Chipping away at History: Katharine Shultz’s Potato Chip Casserole

Katharine Howes Schultz, 1930s to 1950s home economics teacher in La Crosse Wisconsin was one of the first to propagate the use of the 1930s recipe, Potato Chip Casserole. Besides teaching her students at La Crosse Vocational School Home Economics Department, she broadcast the recipe on a Cooking School of the Air 1938 radio cooking radio. This is the earliest record of the classic mid-century modern recipe that baby boomers either loved without end or hated immensely at the family table. There’s a hint in 1941 The Sexton Cook Book that the recipe could have been developed for large-scale institutional dinners, at schools or hospitals. I’m hoping to find a reasonably priced Sexton’s 1937 edition for an earlier date.

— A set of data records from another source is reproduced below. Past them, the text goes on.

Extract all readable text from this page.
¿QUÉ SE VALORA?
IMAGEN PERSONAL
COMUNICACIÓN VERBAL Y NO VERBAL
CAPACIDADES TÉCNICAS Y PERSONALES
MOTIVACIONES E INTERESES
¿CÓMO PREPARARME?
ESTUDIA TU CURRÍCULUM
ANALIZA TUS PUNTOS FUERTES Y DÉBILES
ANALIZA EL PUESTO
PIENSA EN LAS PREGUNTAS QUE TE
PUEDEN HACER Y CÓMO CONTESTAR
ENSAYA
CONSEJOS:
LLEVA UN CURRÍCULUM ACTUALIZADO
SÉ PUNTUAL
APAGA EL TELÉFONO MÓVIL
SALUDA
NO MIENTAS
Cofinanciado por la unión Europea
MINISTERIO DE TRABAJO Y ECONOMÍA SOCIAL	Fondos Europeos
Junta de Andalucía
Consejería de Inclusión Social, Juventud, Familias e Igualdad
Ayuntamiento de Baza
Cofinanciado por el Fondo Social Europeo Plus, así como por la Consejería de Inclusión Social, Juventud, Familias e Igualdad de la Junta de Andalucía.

Katharine completed 5 years of college, perhaps from the Normal School in La Crosse. She was born 1892 in Wisconsin, married Reinhold Schultz in 1920, also Wisconsin-born, as was his father, and his mother was born in Germany. In 1925 they had a son, William, named after Katharine’s brother who was assistant General Post Master of the United States. In 1935 the Katharine and her husband lived at 1228 Madison St in La Crosse, just 3 miles away from where she taught home economics which is now Western Technical College. The school changed their name through the years.

In 1938 Katharine was a host on the radio show “Cooking School of the Air” sponsored by her school and WKBH. Their radio brochure announcement was the first instance of the recipe Potato Chip Casserole that we’ve found, pictured here.

Before we reenact Katharine’s Potato Chip Casserole, here’s a little more about her life, and the life without her husband, Reinhold. In 1940, Mrs. Schultz was living at 2326 Madison St with her son and a live-in maid. Katharine’s husband “has been taken at camp,” perhaps meaning a military camp? or the US government detained him as a German national and he lived at an internment camp under the Alien Enemies Act? He was a US citizen, with a German mother, and a very German name. During WWII there had been only 11,000 German Americans interned — compared to how many German-Americans there were in the US in 1940, this was “a drop in the bucket,” though still very real. 1940 is early. Could Reinhold Schultz have just been just working at a camp? Yes, this was more likely. In 1940 there was the first peacetime draft in the country’s history. During WWI it was said Reinhold was a Captain at Camp Culver, and in 1919 led a cargo of $2 million in supplies to trade with Russia. For decades after he had roles of leadership in government work, along with being an Alderman. In 1930 he was a superintendent of the public employment office, and near retirement in 1950 he was a Hospital Aid for the VA hospital. so it’s very likely he was drafted in 1940, leaving his wife with household help as he was “taken to camp.”

Katharine in 1950 continued as a Home Economics teacher at the vocational school, near retirement age, husband finally at her side for 5 more years, living at her same address as 1940. No maid.

Widowed in 1955, and retired, she moved 50 miles east, perhaps to be near a relative. She died at the age of 89, having lived a life of helping others and developing American foodways.